I’m going to suggest National Butter Day. It might already exist in some other month, but until I come across it, I’m picking today to celebrate.

It’s the time of year for festivals and street fairs, which makes me think of Ohio. There was always something going on… the Pataskala Street Fair, Reynoldsburg Tomato Festival (YAY!) Kirkersville Pigeon Swamp Festival, Millersport Sweet Corn Festival, Sherman’s March on Lancaster… oh wait, that was Atlanta. And then, what used to be the Grandaddy of Central Ohio Summer – at least to me – the Ohio State Fair. Back in the 70’s I would long for this two week extravaganza of cotton candy, riding the air-tram-thingy from one end of the fairgrounds to the other, and seeing such incredible acts as Donny and Marie, the Bay City Rollers, Mac Davis… the list goes on. The 70’s. Who can get enough? Not me.

So the Ohio State Fair was the first place that I ever saw a “butter” anything. After wandering through the tents with the freakishly large tomatoes and squash that looked like Richard Nixon, I happened upon a life-sized statue of a cow – completely made of butter. The butter displays got better as you moved through the queue… culminating in a life-size statue of Bobby Rahal. Honestly. A Butter Bobby Rahal.
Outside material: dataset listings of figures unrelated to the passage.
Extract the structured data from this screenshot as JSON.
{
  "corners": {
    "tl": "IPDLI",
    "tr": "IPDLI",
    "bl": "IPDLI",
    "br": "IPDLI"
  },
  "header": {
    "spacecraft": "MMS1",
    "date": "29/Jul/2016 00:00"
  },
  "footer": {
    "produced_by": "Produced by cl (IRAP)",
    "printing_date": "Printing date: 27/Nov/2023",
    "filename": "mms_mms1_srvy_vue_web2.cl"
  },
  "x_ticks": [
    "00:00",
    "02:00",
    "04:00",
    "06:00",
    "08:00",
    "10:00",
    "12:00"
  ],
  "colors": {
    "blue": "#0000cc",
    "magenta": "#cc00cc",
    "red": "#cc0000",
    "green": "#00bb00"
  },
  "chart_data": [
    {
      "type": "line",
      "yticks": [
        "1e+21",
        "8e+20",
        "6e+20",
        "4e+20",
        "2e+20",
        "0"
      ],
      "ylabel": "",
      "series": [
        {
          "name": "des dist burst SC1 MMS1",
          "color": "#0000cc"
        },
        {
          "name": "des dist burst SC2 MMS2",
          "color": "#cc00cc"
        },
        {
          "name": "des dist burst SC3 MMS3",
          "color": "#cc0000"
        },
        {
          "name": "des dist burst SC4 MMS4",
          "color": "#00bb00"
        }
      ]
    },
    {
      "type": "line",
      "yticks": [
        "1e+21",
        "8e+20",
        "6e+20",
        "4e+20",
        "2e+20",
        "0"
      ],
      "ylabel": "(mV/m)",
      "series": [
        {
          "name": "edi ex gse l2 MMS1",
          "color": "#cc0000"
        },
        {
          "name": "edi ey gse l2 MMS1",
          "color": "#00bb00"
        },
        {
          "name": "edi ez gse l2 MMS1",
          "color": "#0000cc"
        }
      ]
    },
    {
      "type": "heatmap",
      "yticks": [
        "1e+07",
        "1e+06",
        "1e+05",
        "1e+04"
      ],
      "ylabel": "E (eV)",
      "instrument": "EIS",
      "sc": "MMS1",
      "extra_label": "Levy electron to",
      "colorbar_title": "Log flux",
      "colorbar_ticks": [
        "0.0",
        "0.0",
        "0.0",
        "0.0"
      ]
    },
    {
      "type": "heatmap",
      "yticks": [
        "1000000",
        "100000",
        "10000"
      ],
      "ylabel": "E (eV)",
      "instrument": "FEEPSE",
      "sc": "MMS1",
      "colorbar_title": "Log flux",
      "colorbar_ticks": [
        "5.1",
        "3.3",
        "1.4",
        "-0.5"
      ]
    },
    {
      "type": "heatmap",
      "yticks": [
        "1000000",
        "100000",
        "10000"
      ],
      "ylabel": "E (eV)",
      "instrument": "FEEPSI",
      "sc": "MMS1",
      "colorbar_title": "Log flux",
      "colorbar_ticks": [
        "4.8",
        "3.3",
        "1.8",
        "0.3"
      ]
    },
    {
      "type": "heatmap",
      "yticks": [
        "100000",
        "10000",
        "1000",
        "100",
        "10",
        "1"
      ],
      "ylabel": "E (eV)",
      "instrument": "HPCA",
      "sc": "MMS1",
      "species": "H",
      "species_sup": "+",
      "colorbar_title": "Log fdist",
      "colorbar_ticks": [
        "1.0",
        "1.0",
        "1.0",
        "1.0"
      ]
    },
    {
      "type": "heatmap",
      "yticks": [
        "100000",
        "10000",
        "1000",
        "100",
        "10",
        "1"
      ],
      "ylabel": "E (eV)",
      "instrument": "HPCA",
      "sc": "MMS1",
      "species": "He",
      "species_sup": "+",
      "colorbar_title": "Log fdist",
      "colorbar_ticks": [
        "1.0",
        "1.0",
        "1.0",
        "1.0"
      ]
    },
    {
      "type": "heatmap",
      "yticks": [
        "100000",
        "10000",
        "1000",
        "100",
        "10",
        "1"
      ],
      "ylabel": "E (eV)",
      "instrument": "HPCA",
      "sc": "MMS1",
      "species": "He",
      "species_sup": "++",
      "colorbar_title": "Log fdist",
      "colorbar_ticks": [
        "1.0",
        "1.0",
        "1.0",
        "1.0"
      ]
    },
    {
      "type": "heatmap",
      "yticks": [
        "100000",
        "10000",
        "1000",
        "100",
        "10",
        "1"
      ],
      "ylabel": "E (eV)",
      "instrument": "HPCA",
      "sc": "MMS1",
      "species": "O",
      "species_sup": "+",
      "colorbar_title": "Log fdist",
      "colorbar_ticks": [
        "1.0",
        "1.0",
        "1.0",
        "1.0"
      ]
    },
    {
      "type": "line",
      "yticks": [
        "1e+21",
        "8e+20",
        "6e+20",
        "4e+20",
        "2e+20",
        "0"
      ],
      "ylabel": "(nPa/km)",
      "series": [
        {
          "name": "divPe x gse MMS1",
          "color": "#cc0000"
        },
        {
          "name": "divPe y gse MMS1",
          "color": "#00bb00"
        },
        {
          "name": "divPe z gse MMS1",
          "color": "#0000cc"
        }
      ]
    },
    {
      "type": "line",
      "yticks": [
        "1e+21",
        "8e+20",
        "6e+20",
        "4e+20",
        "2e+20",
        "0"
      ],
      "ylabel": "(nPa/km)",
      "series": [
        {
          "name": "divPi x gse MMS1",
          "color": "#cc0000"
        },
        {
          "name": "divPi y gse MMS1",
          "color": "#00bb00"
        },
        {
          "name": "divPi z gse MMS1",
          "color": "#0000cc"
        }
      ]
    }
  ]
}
I want to know who thought of using butter as an artistic medium. Did they just run out of pastels one day and had copious amounts of butter on hand? And why Bobby Rahal? Are there rules as to who can have a butter statue in their likeness? Like the United States Post Office requires a celebrity to be dead for 10 years before they can have a stamp honoring them? Does the candidate need to have high cholesterol? Butter churning skills? One who just says no to “I can’t believe it’s not butter”? Fabio could never have his own butter statue. But the bird who smacked him in the nose on that roller coaster ride could have his likeness immortalized in butter.

Alas, a butter statue can’t last for long, can it? If I ever made a statue of a butter anything, I’d make it of the Wicked Witch from the Wizard of Oz. That way, as I watch it dissolve into a buttery pool on the floor I can say “I’m melting. I’m melting.”

Oh, who cares about butter statues? This is what happens to my mind when it is terribly stressed out – like it is currently. My Ben. The bad news is that he has relapsed. But the good news is as follows: his blood counts were completely normal (meaning his white cells weren’t trying to fight anything in his system). His urine test came back completely fine (meaning that there doesn’t appear to be much tumor activity – before we could always tell what was going on with his disease by a simple urine test). His MIBG scan showed NOTHING (an MIBG specifically picks up Neuroblastoma cells). His bone marrow biopsy is clean (meaning there’s no metastatic disease at this time). All results point to a healthy Ben with the exception of that nasty little tumor hanging out in his chest cavity. AAaaaaarrrrrgghhhh! So flipping frustrating.

As I write this, Ben is asking if he can wear the same clothes he wore yesterday. If he didn’t have healing wounds that needed to have a germ-free environment, I’d tell him to go for it. But I’m playing the heavy and making him change into something fresh. I guess I’ll go do that, too. I’m kinda stinky myself. Stress will do that to you.

OK, enjoy today and whatever holiday you choose to celebrate. You don’t have to go with my butter holiday, but I’m in the mood for extra butter. I don’t have it all that often, but every once in a while it’s just good to be all buttered up.

More when my mental status allows… 🙂

Join the Conversation


  1. I’ll be the first to ‘butter you up’… Another great post from my lovely wife. I thank God you are in my life and that you’re such a great mom to Madeline and Ben. We’d be nothing without you.


  2. Always order popcorn with extra butter. It’s not a real movie without it. Glad to hear you’re changing out of your stress clothes and into something more comfortable…it’s all good right now except for that damn tumor.